Those calories consumed over the holidays are not just numbers. They are not just plain calories. Food calories are kilocalories, or 1,000 physics calories.
A calorie is the unit of heat that became standardized throughout the scientific community as the amount of heat needed to heat 1 gram of water by
1 degree Celsius. This was through the study of combustion and chemical reactions.
Physics judiciously defines mechanical work as force multiplied by the distance over which the force acts. The unit known as a joule is the work done by one Newton force acting over 1 meter.
In vertical lifting, one joule is the work required to lift 3.6 ounces (1 Newton) 3.3 feet (1 meter). That is about the work done lifting two golf balls from knees to ears.
It is obvious that doing work can produce heat, as evidenced by rubbing one’s hands together. But how much work produces how much heat?

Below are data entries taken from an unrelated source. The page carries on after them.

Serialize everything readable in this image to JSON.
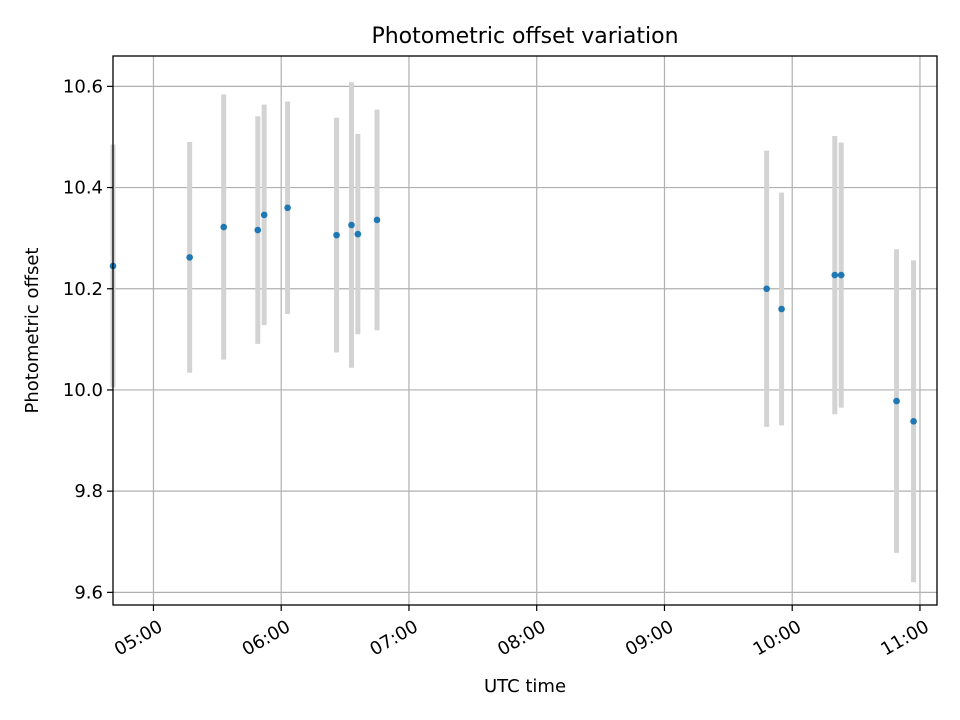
{
  "chart_data": {
    "type": "scatter",
    "title": "Photometric offset variation",
    "xlabel": "UTC time",
    "ylabel": "Photometric offset",
    "x_axis_kind": "time",
    "xlim": [
      "04:41",
      "11:08"
    ],
    "ylim": [
      9.575,
      10.66
    ],
    "xticks": [
      "05:00",
      "06:00",
      "07:00",
      "08:00",
      "09:00",
      "10:00",
      "11:00"
    ],
    "yticks": [
      9.6,
      9.8,
      10.0,
      10.2,
      10.4,
      10.6
    ],
    "ytick_labels": [
      "9.6",
      "9.8",
      "10.0",
      "10.2",
      "10.4",
      "10.6"
    ],
    "grid": true,
    "marker_color": "#1f77b4",
    "errorbar_color": "#d3d3d3",
    "series": [
      {
        "x": [
          "04:41",
          "05:17",
          "05:33",
          "05:49",
          "05:52",
          "06:03",
          "06:26",
          "06:33",
          "06:36",
          "06:45",
          "09:48",
          "09:55",
          "10:20",
          "10:23",
          "10:49",
          "10:57"
        ],
        "y": [
          10.245,
          10.262,
          10.322,
          10.316,
          10.346,
          10.36,
          10.306,
          10.326,
          10.308,
          10.336,
          10.2,
          10.16,
          10.227,
          10.227,
          9.978,
          9.938
        ],
        "yerr": [
          0.24,
          0.228,
          0.262,
          0.225,
          0.218,
          0.21,
          0.232,
          0.282,
          0.198,
          0.218,
          0.273,
          0.23,
          0.275,
          0.262,
          0.3,
          0.318
        ]
      }
    ]
  }
}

The difficult task for our forebears was determining whether the heat produced by friction was the same kind of heat as that produced by combustion. Nineteenth-century scientists did not know enough about physical processes to be sure whether heat was a type of energy or something else.

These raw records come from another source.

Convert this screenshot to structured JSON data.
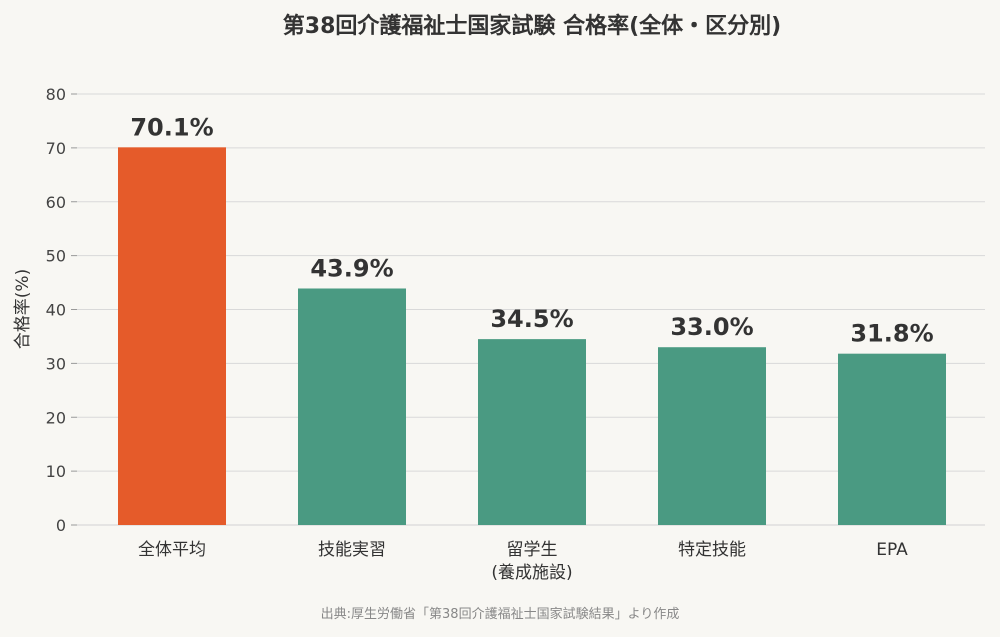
{
  "chart_data": {
    "type": "bar",
    "title": "第38回介護福祉士国家試験 合格率(全体・区分別)",
    "ylabel": "合格率(%)",
    "xlabel": "",
    "ylim": [
      0,
      80
    ],
    "yticks": [
      "0",
      "10",
      "20",
      "30",
      "40",
      "50",
      "60",
      "70",
      "80"
    ],
    "grid": true,
    "categories": [
      [
        "全体平均"
      ],
      [
        "技能実習"
      ],
      [
        "留学生",
        "(養成施設)"
      ],
      [
        "特定技能"
      ],
      [
        "EPA"
      ]
    ],
    "values": [
      70.1,
      43.9,
      34.5,
      33.0,
      31.8
    ],
    "value_labels": [
      "70.1%",
      "43.9%",
      "34.5%",
      "33.0%",
      "31.8%"
    ],
    "colors": [
      "#e55b2a",
      "#4a9a82",
      "#4a9a82",
      "#4a9a82",
      "#4a9a82"
    ],
    "grid_color": "#d9d9d9",
    "source": "出典:厚生労働省「第38回介護福祉士国家試験結果」より作成"
  }
}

Since the joule defined a unit of work/energy and the calorie a unit of heat, no one knew whether the two were equivalent. Heat produced by work was too difficult to measure because it took a lot of work to produce significant heat. In addition, too much heat escaped into the surroundings, and there was no way to capture it all.
The joule is also a unit of energy, as demonstrated by the work of James Joule, an English scientist. Joule provided the definitive data with 30 years of studies and ingenious experiments that used measurable mechanical work to heat water by capturing all of the heat.
Considering what a small amount of heat a calorie is, it is not surprising that the relationship between calories and joules took a long time to verify. In human-
size terms, a joule is a very small unit, even smaller than the calorie: It takes
4.2 joules to make one calorie.
To put the above golf ball exercise into perspective, it would require lifting the two balls a little more than four times to produce 1 calorie, or 420 times to produce
100 calories.
But wait! These are physics calories. Food calories are kilocalories, 1,000 calories each. Formerly, food calories were written with a capital “C,” but that practice got lost in the depths of consumer packaging.
So to burn 100 kilocalories (100 food calories) would require lifting the two golf balls 400,000 times. Equivalently, one could lift a bowling ball only 5,625 times.
That 200-calorie holiday dessert does not seem so carefree now, does it?
One hundred food calories is also equivalent to the work done by a 150-pound person climbing 600 feet in height. That is 60 floors or just a little more than a hike up the Diamond Head trail.
Of course, there are more entertaining ways to work off those dietary calories, but it is unarguably easier to add them than to subtract them.
One good thing about work, energy and heat is that there is no time involved, so doing 100 kilocalories (428,000 joules) of work could occupy a few minutes or take months. To burn the calories faster requires greater power, which is energy divided by time.